When I finished “203″ a few weeks back, I started thinking doing the research on the new one (the one Mack wouldn’t pick…). The research can be a killer. Really. There’s a lot of detail work. You have to cram the hook into the settings and the characters. And you don’t want to have paper thin settings. Lotsa details need to be gathered.
So as I’m pulling together situations and set pieces, I start thinking about my Monster. What would it look like? Where would it come from? Why was it there? Why was it so pissed off?
Of course, my horror-addled brain referenced two of the best modern monster movies ever: Alien (1979) and The Thing (1982). Since my creature comes from under the sea, my first thought was a sort of “Creature of the Black Lagoon” type beastie. Half man, half monster, all evil — that sort of thing. But, for a lot of reasons, that didn’t work. Then I looked at scary fish. There’s a lot of them. Things that just look… monstrous — like the dragon fish:
Whoa! Scary! Looks like the chestburster from Alien, doesn’t it? But it doesn’t really fit my story.

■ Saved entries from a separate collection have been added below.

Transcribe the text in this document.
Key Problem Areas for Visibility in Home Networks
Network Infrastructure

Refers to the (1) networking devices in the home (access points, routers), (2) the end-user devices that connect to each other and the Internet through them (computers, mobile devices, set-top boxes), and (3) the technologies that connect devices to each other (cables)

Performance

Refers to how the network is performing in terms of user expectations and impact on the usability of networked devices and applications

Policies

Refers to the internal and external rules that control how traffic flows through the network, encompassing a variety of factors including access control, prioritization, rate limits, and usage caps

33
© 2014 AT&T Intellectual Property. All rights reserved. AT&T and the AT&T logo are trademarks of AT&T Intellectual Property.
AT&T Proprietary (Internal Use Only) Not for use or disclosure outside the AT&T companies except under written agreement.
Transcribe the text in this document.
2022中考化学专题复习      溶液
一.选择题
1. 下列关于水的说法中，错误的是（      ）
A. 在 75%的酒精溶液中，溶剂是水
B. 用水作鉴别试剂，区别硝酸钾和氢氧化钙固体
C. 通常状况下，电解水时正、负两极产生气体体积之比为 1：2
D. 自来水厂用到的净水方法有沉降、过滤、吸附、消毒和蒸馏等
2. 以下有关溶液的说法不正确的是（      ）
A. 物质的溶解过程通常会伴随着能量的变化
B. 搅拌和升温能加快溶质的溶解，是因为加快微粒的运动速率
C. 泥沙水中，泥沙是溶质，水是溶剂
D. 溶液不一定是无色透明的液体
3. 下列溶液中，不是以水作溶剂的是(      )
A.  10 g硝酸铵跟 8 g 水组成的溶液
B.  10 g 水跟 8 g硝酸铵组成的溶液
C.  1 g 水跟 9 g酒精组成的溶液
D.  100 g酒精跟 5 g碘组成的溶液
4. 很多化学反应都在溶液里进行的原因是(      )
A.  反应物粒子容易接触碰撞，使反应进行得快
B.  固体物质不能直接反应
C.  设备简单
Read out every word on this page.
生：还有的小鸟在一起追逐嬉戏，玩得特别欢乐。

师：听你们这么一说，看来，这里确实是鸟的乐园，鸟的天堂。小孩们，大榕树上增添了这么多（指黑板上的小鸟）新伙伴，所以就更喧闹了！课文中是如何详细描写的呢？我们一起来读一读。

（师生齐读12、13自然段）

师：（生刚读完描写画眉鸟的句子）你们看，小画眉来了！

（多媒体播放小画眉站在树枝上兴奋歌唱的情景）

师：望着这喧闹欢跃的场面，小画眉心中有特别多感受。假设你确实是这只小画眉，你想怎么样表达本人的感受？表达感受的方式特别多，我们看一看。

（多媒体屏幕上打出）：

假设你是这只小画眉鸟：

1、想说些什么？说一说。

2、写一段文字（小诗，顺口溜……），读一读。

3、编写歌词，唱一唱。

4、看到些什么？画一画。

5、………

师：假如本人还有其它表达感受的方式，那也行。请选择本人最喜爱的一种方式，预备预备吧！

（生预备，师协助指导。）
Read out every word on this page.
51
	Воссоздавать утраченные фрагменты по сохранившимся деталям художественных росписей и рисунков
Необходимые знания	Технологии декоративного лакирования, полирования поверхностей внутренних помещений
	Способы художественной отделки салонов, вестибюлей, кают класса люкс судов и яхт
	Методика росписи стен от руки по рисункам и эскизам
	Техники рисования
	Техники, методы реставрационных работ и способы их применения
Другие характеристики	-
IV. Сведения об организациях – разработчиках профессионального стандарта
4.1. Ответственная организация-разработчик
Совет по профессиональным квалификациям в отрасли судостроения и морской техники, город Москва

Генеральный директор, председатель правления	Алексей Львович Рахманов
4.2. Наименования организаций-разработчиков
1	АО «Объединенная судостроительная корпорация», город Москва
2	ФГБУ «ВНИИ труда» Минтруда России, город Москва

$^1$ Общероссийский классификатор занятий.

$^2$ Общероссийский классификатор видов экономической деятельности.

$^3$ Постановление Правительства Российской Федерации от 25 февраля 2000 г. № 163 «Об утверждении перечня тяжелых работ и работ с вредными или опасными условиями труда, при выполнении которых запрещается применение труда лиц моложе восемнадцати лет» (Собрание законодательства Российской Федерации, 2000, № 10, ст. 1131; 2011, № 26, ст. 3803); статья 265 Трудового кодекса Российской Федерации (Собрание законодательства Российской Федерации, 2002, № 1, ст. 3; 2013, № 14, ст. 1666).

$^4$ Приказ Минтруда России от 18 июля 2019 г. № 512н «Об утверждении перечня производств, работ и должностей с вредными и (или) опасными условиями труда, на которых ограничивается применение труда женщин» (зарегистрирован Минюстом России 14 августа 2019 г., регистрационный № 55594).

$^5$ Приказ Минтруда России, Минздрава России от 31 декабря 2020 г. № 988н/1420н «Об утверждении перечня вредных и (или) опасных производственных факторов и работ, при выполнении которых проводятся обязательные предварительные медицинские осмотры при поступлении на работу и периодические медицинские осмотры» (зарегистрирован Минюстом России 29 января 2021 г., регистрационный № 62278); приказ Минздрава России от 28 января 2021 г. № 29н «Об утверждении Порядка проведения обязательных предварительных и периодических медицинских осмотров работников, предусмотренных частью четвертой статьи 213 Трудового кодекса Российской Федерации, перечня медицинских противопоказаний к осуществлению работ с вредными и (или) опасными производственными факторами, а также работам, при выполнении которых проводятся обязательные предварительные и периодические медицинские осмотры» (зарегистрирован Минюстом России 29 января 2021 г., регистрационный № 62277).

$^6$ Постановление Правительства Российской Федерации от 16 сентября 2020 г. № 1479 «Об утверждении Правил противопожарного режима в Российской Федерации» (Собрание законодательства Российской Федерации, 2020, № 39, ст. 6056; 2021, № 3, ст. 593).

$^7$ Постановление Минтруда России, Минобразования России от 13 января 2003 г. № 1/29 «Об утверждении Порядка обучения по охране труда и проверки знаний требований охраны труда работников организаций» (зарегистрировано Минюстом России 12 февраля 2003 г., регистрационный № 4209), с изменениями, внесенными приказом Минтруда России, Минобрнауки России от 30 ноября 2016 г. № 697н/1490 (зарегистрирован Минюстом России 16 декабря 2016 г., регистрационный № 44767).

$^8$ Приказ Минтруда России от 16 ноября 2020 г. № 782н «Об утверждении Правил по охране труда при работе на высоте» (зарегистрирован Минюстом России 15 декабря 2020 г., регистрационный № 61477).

I need my monster to live under the water, and then come out of the water several times for different sordid reasons. Just like how the Alien grew to be a bipedal creature and crawled around the Nostromo.
But here’s the deal: while the Alien is a scary creature, shot with a masters eye, it’s still just a man in a suit. And as much as the director tries to fool you, your brain tells you: “man in a rubber suit!”.
There were a lot of things about “The Thing” that made it memorable: the acting, the writing, the sense of isolation, the rampant paranoia — all great stuff. The tag line “Man is the Warmest Place to Hide” — how bad ass is that? Wow. Rob Bottin — just 22 at the time — is a stand out with some insane special effects that would pass muster even today. Wild, weird, horrible, strangely fascinating… and definitely not a man in a suit. The special effects were nominated for a Saturn Award but lost to Return of the Jedi (tough competition, huh?).
Here’s a snippet from a January, 1985 article in LA Weekly with John Carpenter about (among other things) “The Thing”:
WEEKLY: What attracted you to THE THING?
CARPENTER: The story. I always wanted to do a big-budget monster movie. And you’ll never see anything like it again, I guarantee you. No one will ever spend that amount of money on a monster. Even ALIEN was low-budget compared to THE THING. Even ALIEN turned out to be a man in a suit. They didn’t go for the home run. I thought, “Let’s really do a monster. Let’s not fool around.”
I don’t know if John was spot-on with his “guarantee” of no one spending that amount of money (1998’s “Godzilla” was budgeted at 130M while “The Thing” was budgeted at 10M) his comment about the man in the suit certainly holds true. Godzilla, by the way, is the ultimate “man in a suit” monster.
So once I grasped that, to be effective, my monster can’t be another take on a “man in a suit” schtick, a lot of my problems sort of worked their way out.
I’m two weeks in with another three (at least) to go.